A situação da TVE e da FM Cultura vem sendo alvo de especulações e temores há mais de um ano no estado. Com falta de recursos financeiros para garantir a estrutura física e o quadro funcional, a Fundação Piratini corre o risco de ser transformada em uma Organização da Sociedade Civil de Interesse Público (Oscip), apesar das críticas de servidores e entidades representativas jornalísticas.

Em meio às incertezas, a emissora permanece sem presidente desde outubro de 2007, quando Luiz Fernando Moraes pediu exoneração. Nedel, que ocupava o cargo de assessor de integração regional da emissora, assumiu interinamente o posto, mesmo sem ter qualquer formação na área editorial. O único diretor ainda vinculado ao jornalismo é Gerchmann, mas, conforme boatos na redação, ele não deve retornar mais à emissora.

“Em conversa com os funcionários, o presidente interino não negou que Gerchmann estivesse demissionário. O que se diz é que o diretor de jornalismo teria pedido afastamento por discordar do que está sendo projetado para a TVE nas próximas semanas”, afirma Fonseca. Entre as propostas discutidas, estaria um maior direcionamento da emissora para a divulgação de informações institucionais.
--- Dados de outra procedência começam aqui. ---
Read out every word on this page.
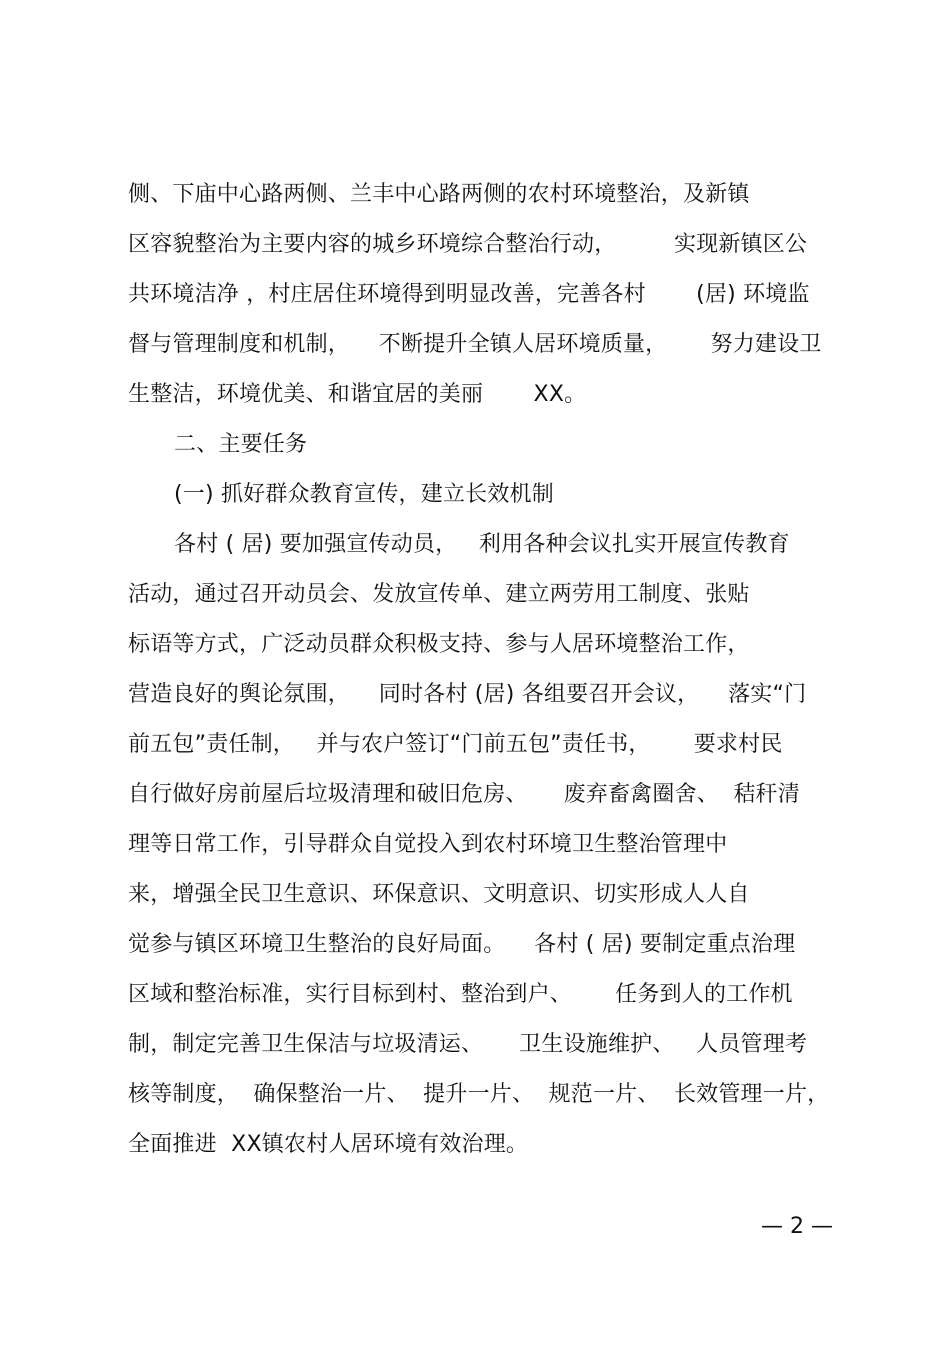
侧、下庙中心路两侧、兰丰中心路两侧的农村环境整治，及新镇
区容貌整治为主要内容的城乡环境综合整治行动，        实现新镇区公
共环境洁净 ，村庄居住环境得到明显改善，完善各村       (居) 环境监
督与管理制度和机制，    不断提升全镇人居环境质量，      努力建设卫
生整洁，环境优美、和谐宜居的美丽       XX。
二、主要任务
(一) 抓好群众教育宣传，建立长效机制
各村 ( 居) 要加强宣传动员，   利用各种会议扎实开展宣传教育
活动，通过召开动员会、发放宣传单、建立两劳用工制度、张贴
标语等方式，广泛动员群众积极支持、参与人居环境整治工作，
营造良好的舆论氛围，    同时各村 (居) 各组要召开会议，    落实“门
前五包”责任制，   并与农户签订“门前五包”责任书，      要求村民
自行做好房前屋后垃圾清理和破旧危房、     废弃畜禽圈舍、  秸秆清
理等日常工作，引导群众自觉投入到农村环境卫生整治管理中
来，增强全民卫生意识、环保意识、文明意识、切实形成人人自
觉参与镇区环境卫生整治的良好局面。    各村 ( 居) 要制定重点治理
区域和整治标准，实行目标到村、整治到户、      任务到人的工作机
制，制定完善卫生保洁与垃圾清运、     卫生设施维护、   人员管理考
核等制度，  确保整治一片、  提升一片、  规范一片、  长效管理一片，
全面推进  XX镇农村人居环境有效治理。
— 2 —
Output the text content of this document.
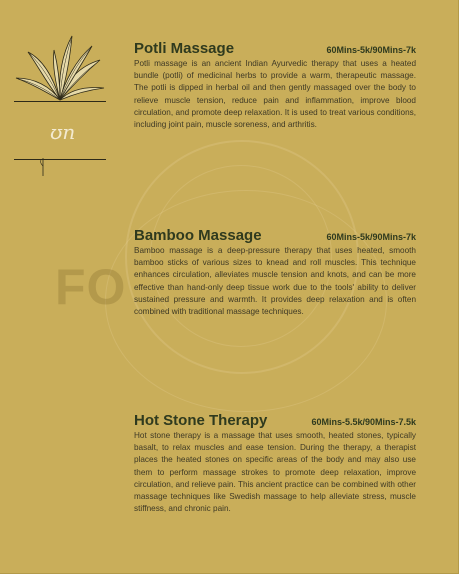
FO
ʊn
Potli Massage	60Mins-5k/90Mins-7k
Potli massage is an ancient Indian Ayurvedic therapy that uses a heated bundle (potli) of medicinal herbs to provide a warm, therapeutic massage. The potli is dipped in herbal oil and then gently massaged over the body to relieve muscle tension, reduce pain and inflammation, improve blood circulation, and promote deep relaxation. It is used to treat various conditions, including joint pain, muscle soreness, and arthritis.
Bamboo Massage	60Mins-5k/90Mins-7k
Bamboo massage is a deep-pressure therapy that uses heated, smooth bamboo sticks of various sizes to knead and roll muscles. This technique enhances circulation, alleviates muscle tension and knots, and can be more effective than hand-only deep tissue work due to the tools' ability to deliver sustained pressure and warmth. It provides deep relaxation and is often combined with traditional massage techniques.
Hot Stone Therapy	60Mins-5.5k/90Mins-7.5k
Hot stone therapy is a massage that uses smooth, heated stones, typically basalt, to relax muscles and ease tension. During the therapy, a therapist places the heated stones on specific areas of the body and may also use them to perform massage strokes to promote deep relaxation, improve circulation, and relieve pain. This ancient practice can be combined with other massage techniques like Swedish massage to help alleviate stress, muscle stiffness, and chronic pain.
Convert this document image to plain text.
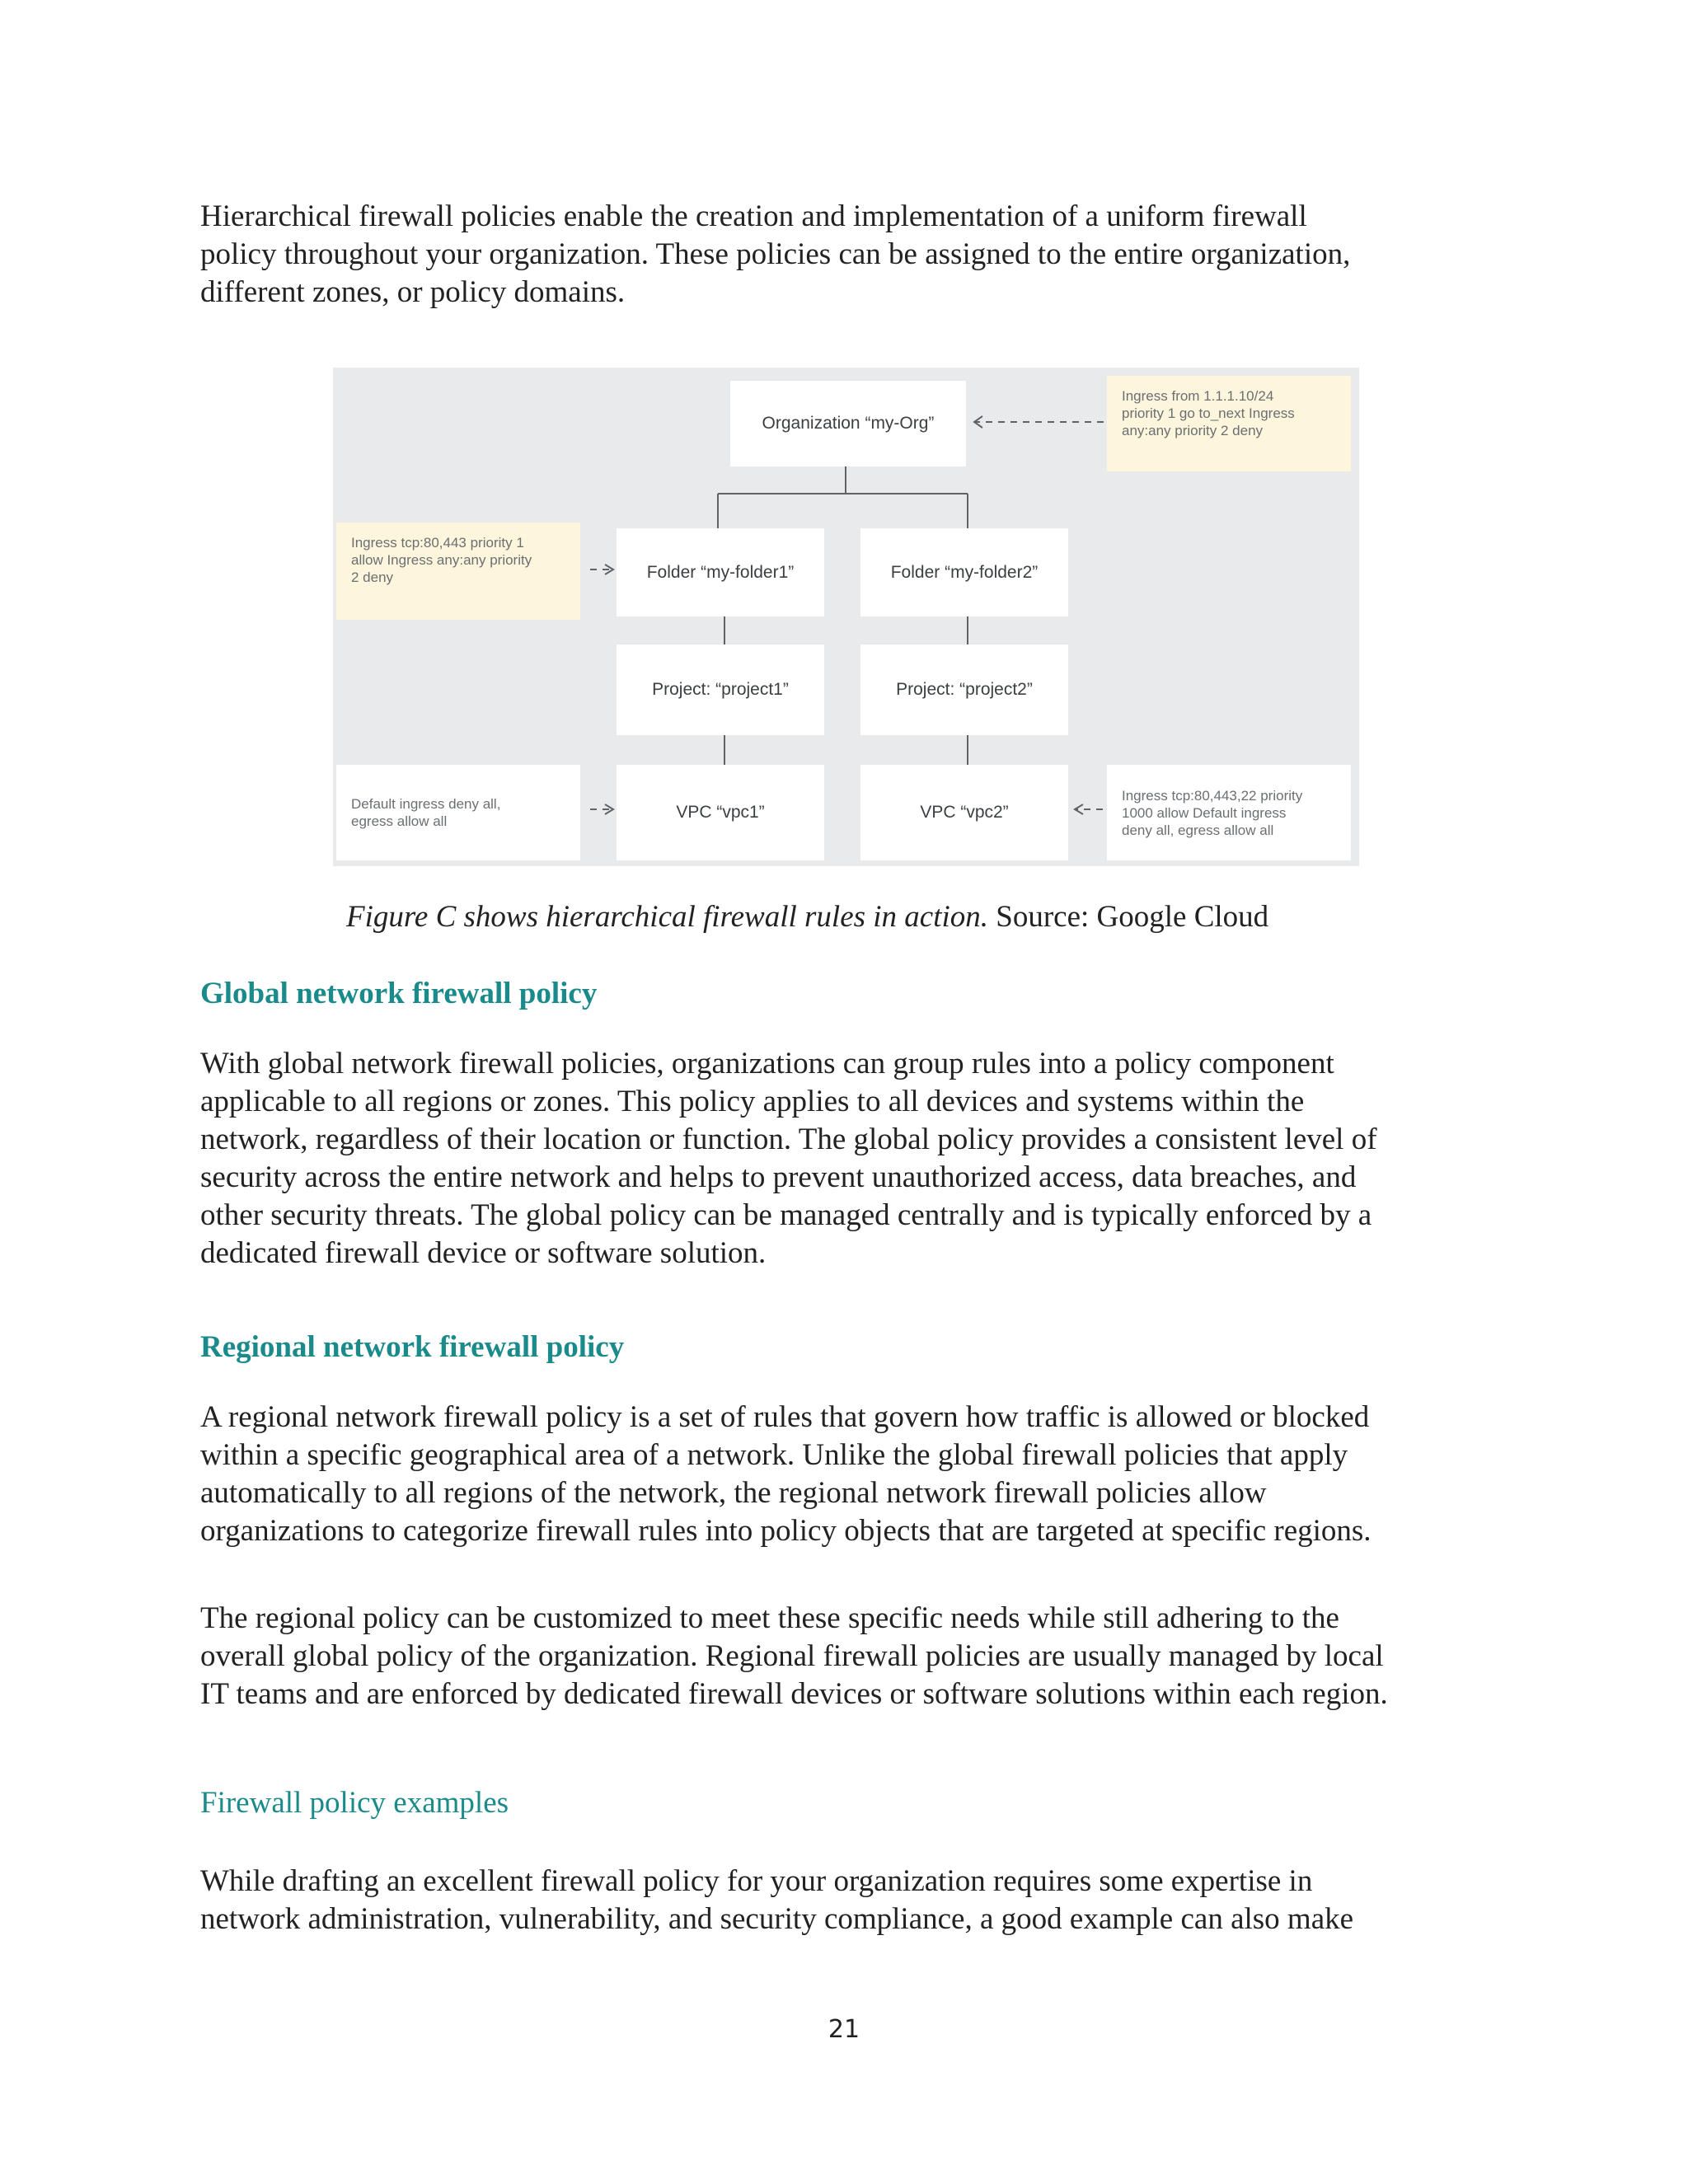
Hierarchical firewall policies enable the creation and implementation of a uniform firewall
policy throughout your organization. These policies can be assigned to the entire organization,
different zones, or policy domains.

Organization “my-Org”
Ingress from 1.1.1.10/24
priority 1 go to_next Ingress
any:any priority 2 deny
Ingress tcp:80,443 priority 1
allow Ingress any:any priority
2 deny	Folder “my-folder1”	Folder “my-folder2”
Project: “project1”	Project: “project2”
Default ingress deny all,
egress allow all	VPC “vpc1”	VPC “vpc2”
Ingress tcp:80,443,22 priority
1000 allow Default ingress
deny all, egress allow all

Figure C shows hierarchical firewall rules in action. Source: Google Cloud

Global network firewall policy

With global network firewall policies, organizations can group rules into a policy component
applicable to all regions or zones. This policy applies to all devices and systems within the
network, regardless of their location or function. The global policy provides a consistent level of
security across the entire network and helps to prevent unauthorized access, data breaches, and
other security threats. The global policy can be managed centrally and is typically enforced by a
dedicated firewall device or software solution.

Regional network firewall policy

A regional network firewall policy is a set of rules that govern how traffic is allowed or blocked
within a specific geographical area of a network. Unlike the global firewall policies that apply
automatically to all regions of the network, the regional network firewall policies allow
organizations to categorize firewall rules into policy objects that are targeted at specific regions.

The regional policy can be customized to meet these specific needs while still adhering to the
overall global policy of the organization. Regional firewall policies are usually managed by local
IT teams and are enforced by dedicated firewall devices or software solutions within each region.

Firewall policy examples

While drafting an excellent firewall policy for your organization requires some expertise in
network administration, vulnerability, and security compliance, a good example can also make

21
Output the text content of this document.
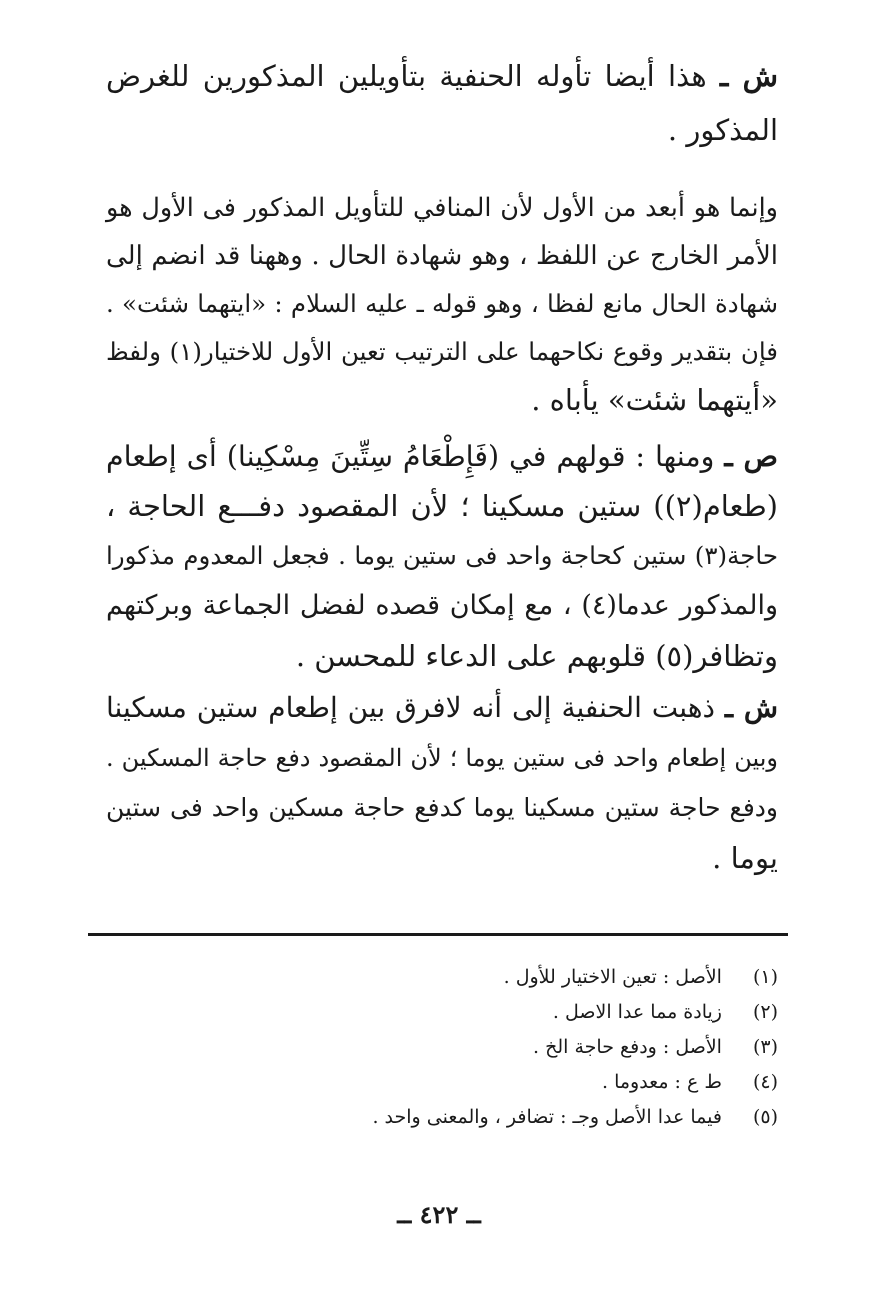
ش ـ هذا أيضا تأوله الحنفية بتأويلين المذكورين للغرض
المذكور .
وإنما هو أبعد من الأول لأن المنافي للتأويل المذكور فى الأول هو
الأمر الخارج عن اللفظ ، وهو شهادة الحال . وههنا قد انضم إلى
شهادة الحال مانع لفظا ، وهو قوله ـ عليه السلام : «ايتهما شئت» .
فإن بتقدير وقوع نكاحهما على الترتيب تعين الأول للاختيار(١) ولفظ
«أيتهما شئت» يأباه .
ص ـ ومنها : قولهم في (فَإِطْعَامُ سِتِّينَ مِسْكِينا) أى إطعام
(طعام(٢)) ستين مسكينا ؛ لأن المقصود دفـــع الحاجة ،
حاجة(٣) ستين كحاجة واحد فى ستين يوما . فجعل المعدوم مذكورا
والمذكور عدما(٤) ، مع إمكان قصده لفضل الجماعة وبركتهم
وتظافر(٥) قلوبهم على الدعاء للمحسن .
ش ـ ذهبت الحنفية إلى أنه لافرق بين إطعام ستين مسكينا
وبين إطعام واحد فى ستين يوما ؛ لأن المقصود دفع حاجة المسكين .
ودفع حاجة ستين مسكينا يوما كدفع حاجة مسكين واحد فى ستين
يوما .
(١) الأصل : تعين الاختيار للأول .
(٢) زيادة مما عدا الاصل .
(٣) الأصل : ودفع حاجة الخ .
(٤) ط ع : معدوما .
(٥) فيما عدا الأصل وجـ : تضافر ، والمعنى واحد .
ــ ٤٢٢ ــ
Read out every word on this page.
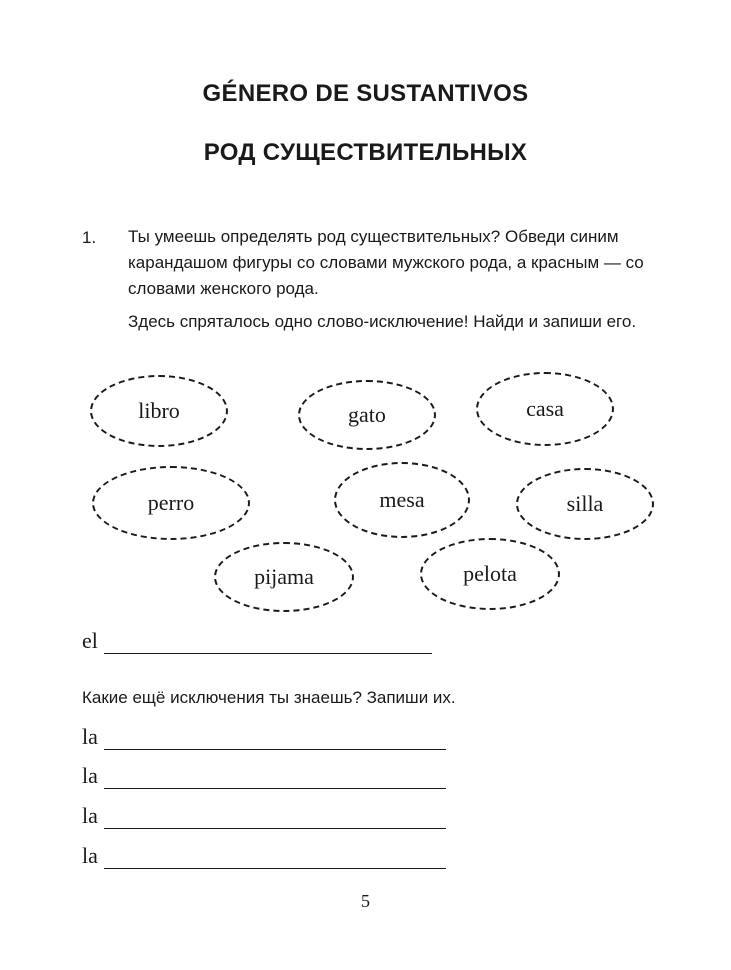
GÉNERO DE SUSTANTIVOS
РОД СУЩЕСТВИТЕЛЬНЫХ
1. Ты умеешь определять род существительных? Обведи синим карандашом фигуры со словами мужского рода, а красным — со словами женского рода.

Здесь спряталось одно слово-исключение! Найди и запиши его.

libro	gato	casa
perro	mesa	silla
pijama	pelota
el
Какие ещё исключения ты знаешь? Запиши их.
la
la
la
la
5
Em 09/04, por pressão da sociedade, o governo desistiu de veicular a TVE à Secretaria-Geral, mantendo o vínculo direto com a Sedac. A proposta chegou a ser analisada na Assembléia em caráter de urgência até ser retirada da pauta, mas, para o representante dos funcionários, deve ser retomada em breve.

Na prática

James Görgen, vice-presidente do Conselho Deliberativo, informa que a Comissão vai ouvir as partes envolvidas nos dois episódios durante esta e a outra semana, devendo apresentar os resultados na próxima reunião do Conselho, marcada para 12/05. O objetivo do órgão é verificar se as diretrizes gerais do conselho estão sendo desobedecidas. Entre as determinações a serem verificadas está a indicação de que coberturas jornalísticas devem ser pautadas pelo princípio da observância da pluralidade de versões em matéria controversa, ouvindo as diversas posições – de indivíduos ou de instituições – que tiverem relevante envolvimento com os fatos noticiados.